The third surprise was the vast numbers of the enemy that made the attack. Our first line did not consist, at any time, of more than 80,000 men, and against them von Kluck hurled at least 150,000 men, without counting the masses of cavalry which were moving towards the space between our left at Condé and the town of Tournai. Though the Germans were shot down in thousands, they continued to roll on like the waves of an incoming tide. "It was like the crowd leaving a football ground on a cup-tie day," was the description of one of our soldiers. For every five men which the French and the British had in the field in the early days of the war the Germans had eight.

Against these terrible odds our men fought stubbornly. Again and again the dense masses of the Germans pressed towards them, and as they did so a sheet of flame flickered along the line of British trenches, and they were beaten down like a field of standing wheat before a hailstorm. But no sooner were they swept to earth than their supports appeared, only to meet the same fate. Our men grew sick with slaughter. In some places the crowded ranks of the enemy managed to come close to the British trenches. Then our men leaped forward with a cheer and drove with the bayonet through and through the ranks, until the survivors turned and fled, followed by the pitiless fire of Maxims and field guns.

The British in their Trenches at Mons. From the picture by Dudley Tennant.

One important feature of the attack was the very large number of machine guns used by the Germans. They were mounted on low sledges, so that they could be rapidly brought into the firing line and worked by men lying down. It seemed in these early days of the war as though the enemy was going to do the real fighting with artillery and machine guns, and that his infantry were only to act as supports.

You already know that von Kluck was throwing his main strength chiefly on the British right, but there were also furious fights along the canal towards Condé, where our men were holding the bridges. Frenzied attacks were made on these bridges, but they were stubbornly held. When, however, the overwhelming numbers of the enemy appeared, our troops were withdrawn to the south bank, and orders were given to blow up the bridges and the barges in the canal. The engineers did the work with the coolest courage in the face of a deadly fire.

A hundred deeds of gallantry were done that day. One bridge was held by a devoted company of the Scottish Borderers. When they saw that it must be abandoned, a sergeant and three men dashed on to it to fire the fuse. The three men dropped in their tracks, and the sergeant went on alone. He hacked the fuse short and fired it; but with the destruction of the bridge he too was destroyed.

Foiled at the bridges, the enemy now attempted to cross the canal by means of pontoons. Our guns were trained on them, and an awful scene of slaughter and destruction began. Ten separate times the Germans managed to throw their pontoons over the water, and ten separate times the guns of the British smashed them to fragments.

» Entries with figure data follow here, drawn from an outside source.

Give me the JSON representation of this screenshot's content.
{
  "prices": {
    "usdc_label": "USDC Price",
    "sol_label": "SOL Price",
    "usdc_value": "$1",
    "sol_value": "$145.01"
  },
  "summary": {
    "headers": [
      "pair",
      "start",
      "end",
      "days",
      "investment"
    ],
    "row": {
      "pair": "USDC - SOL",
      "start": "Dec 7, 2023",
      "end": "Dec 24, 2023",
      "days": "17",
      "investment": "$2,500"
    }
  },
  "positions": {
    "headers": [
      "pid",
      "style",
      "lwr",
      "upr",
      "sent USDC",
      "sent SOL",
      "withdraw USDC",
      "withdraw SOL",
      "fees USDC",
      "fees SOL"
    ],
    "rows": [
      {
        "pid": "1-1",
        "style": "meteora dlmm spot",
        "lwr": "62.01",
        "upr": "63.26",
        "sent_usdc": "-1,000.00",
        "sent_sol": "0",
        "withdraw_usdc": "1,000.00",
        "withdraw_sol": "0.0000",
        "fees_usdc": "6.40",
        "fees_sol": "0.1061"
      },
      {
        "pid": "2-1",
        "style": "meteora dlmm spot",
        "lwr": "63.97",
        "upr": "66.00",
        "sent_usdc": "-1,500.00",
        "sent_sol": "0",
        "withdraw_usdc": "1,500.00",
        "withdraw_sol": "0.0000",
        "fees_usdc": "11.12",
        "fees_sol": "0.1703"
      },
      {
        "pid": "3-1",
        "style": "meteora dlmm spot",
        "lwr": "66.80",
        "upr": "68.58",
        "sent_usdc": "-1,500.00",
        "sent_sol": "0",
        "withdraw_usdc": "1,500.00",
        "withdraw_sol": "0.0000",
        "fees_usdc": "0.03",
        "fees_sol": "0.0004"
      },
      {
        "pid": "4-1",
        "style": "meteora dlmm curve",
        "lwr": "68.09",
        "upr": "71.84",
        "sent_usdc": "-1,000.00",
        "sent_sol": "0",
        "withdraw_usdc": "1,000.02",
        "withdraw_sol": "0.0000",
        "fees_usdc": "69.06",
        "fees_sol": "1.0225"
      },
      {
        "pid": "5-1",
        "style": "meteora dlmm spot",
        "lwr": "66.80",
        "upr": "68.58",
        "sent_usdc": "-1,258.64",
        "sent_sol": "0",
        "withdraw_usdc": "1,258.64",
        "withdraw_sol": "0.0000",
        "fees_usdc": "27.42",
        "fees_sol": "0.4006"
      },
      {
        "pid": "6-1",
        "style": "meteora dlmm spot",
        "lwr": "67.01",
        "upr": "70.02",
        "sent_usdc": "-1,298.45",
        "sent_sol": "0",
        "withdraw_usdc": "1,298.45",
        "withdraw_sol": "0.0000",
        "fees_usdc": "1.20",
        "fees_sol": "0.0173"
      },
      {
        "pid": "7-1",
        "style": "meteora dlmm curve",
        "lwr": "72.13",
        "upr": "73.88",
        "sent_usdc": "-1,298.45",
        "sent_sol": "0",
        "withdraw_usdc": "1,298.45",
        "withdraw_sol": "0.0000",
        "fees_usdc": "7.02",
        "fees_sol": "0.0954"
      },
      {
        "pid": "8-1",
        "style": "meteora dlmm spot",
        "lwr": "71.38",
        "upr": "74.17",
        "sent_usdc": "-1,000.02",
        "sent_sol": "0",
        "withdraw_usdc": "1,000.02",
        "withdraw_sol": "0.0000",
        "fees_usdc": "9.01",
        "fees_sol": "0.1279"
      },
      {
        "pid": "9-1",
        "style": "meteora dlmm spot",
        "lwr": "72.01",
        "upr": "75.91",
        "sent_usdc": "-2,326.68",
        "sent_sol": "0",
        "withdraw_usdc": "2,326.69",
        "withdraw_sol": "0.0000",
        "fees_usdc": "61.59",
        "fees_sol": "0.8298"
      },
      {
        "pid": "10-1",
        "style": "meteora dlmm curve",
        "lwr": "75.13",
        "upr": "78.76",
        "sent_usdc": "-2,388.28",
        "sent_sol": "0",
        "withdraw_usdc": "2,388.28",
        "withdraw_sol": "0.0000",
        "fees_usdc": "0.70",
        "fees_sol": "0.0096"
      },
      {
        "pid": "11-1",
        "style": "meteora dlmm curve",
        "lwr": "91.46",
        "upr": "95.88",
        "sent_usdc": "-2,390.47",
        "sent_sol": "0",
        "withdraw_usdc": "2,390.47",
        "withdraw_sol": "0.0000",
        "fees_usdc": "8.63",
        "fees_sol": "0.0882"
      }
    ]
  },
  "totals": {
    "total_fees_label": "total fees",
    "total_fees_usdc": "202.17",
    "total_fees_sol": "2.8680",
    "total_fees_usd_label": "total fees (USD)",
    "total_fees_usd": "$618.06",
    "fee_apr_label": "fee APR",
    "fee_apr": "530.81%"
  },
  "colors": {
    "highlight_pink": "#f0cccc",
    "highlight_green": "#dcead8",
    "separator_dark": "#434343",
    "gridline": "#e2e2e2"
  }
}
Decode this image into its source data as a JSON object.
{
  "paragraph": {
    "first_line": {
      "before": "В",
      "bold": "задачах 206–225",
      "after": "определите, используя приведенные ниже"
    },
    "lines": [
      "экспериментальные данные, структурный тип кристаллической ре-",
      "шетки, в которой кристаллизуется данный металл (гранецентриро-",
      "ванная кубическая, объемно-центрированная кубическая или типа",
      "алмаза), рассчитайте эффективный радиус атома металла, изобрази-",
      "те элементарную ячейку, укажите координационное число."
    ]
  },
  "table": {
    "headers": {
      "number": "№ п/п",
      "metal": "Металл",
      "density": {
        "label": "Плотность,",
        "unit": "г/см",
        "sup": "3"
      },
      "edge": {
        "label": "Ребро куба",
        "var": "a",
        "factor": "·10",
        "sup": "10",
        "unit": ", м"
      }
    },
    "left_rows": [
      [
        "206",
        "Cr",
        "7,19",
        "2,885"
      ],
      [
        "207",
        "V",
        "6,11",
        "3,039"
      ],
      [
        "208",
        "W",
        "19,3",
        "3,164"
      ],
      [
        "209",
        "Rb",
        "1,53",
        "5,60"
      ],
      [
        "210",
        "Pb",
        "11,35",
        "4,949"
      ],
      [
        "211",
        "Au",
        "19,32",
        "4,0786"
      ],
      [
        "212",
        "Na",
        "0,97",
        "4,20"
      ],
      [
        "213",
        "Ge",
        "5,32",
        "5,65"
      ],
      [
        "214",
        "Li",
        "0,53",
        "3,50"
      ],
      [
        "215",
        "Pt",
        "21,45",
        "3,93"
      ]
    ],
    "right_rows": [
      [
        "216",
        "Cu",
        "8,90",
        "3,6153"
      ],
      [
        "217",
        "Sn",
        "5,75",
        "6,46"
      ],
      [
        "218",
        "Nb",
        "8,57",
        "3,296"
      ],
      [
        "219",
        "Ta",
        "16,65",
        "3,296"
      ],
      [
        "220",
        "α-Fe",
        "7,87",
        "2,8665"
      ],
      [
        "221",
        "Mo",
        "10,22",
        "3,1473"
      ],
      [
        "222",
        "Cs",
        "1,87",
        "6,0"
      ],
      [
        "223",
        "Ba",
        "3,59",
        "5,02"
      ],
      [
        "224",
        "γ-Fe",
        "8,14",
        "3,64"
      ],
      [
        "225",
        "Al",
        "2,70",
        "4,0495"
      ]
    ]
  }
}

Stubbornly as our men were fighting, the terrible pressure of the Germans could not be resisted. About three o'clock Sir Philip Chetwode's cavalry brigade, which had been guarding the flank, had to be withdrawn; whereupon the enemy occupied Binche. Sir Douglas Haig then drew in his right, and slowly fell back to a long swell of ground south of the village of Bray. You know that the British line had been almost straight; the retirement of the 1st Army Corps swung the right half of the line towards the south, so that there was a sharp angle between it and the 2nd Army Corps, holding the line of the Mons-Condé canal. The British were now in the same sort of dangerous position as the French when they held the angle between the Meuse and the Sambre. General French saw at once that his men in Mons were exposed to attacks from the front and the flanks, and that they were in peril of being cut off; so he directed the commander of that part of the line "to be careful not to keep the troops on this salient too long, but, if threatened seriously, to draw back the centre behind Mons."

Hardly had this message been sent off before a startling telegram from General Joffre reached General French. It gave him news which he ought to have received hours before, and made his gallant stand quite unavailing. It told him that Namur had fallen on the previous day; that the 5th French Army and the two reserve divisions on his right were in retreat; that the passages of the Sambre between Charleroi and Namur were in the hands of the enemy; that at least three German army corps were moving on the front of his position, while another was making a wide turning movement round his left by way of Tournai. Probably at this time some 200,000 Germans were about to attack Sir John French's 80,000. All this meant that the little British army, though it had done, and could still do, miracles of valour, was in peril of being cut off, enveloped, and destroyed. There was nothing for it but to hold on until nightfall, and then retreat. You can imagine the bitter disappointment of our men, who now knew that they were more than a match for the Germans.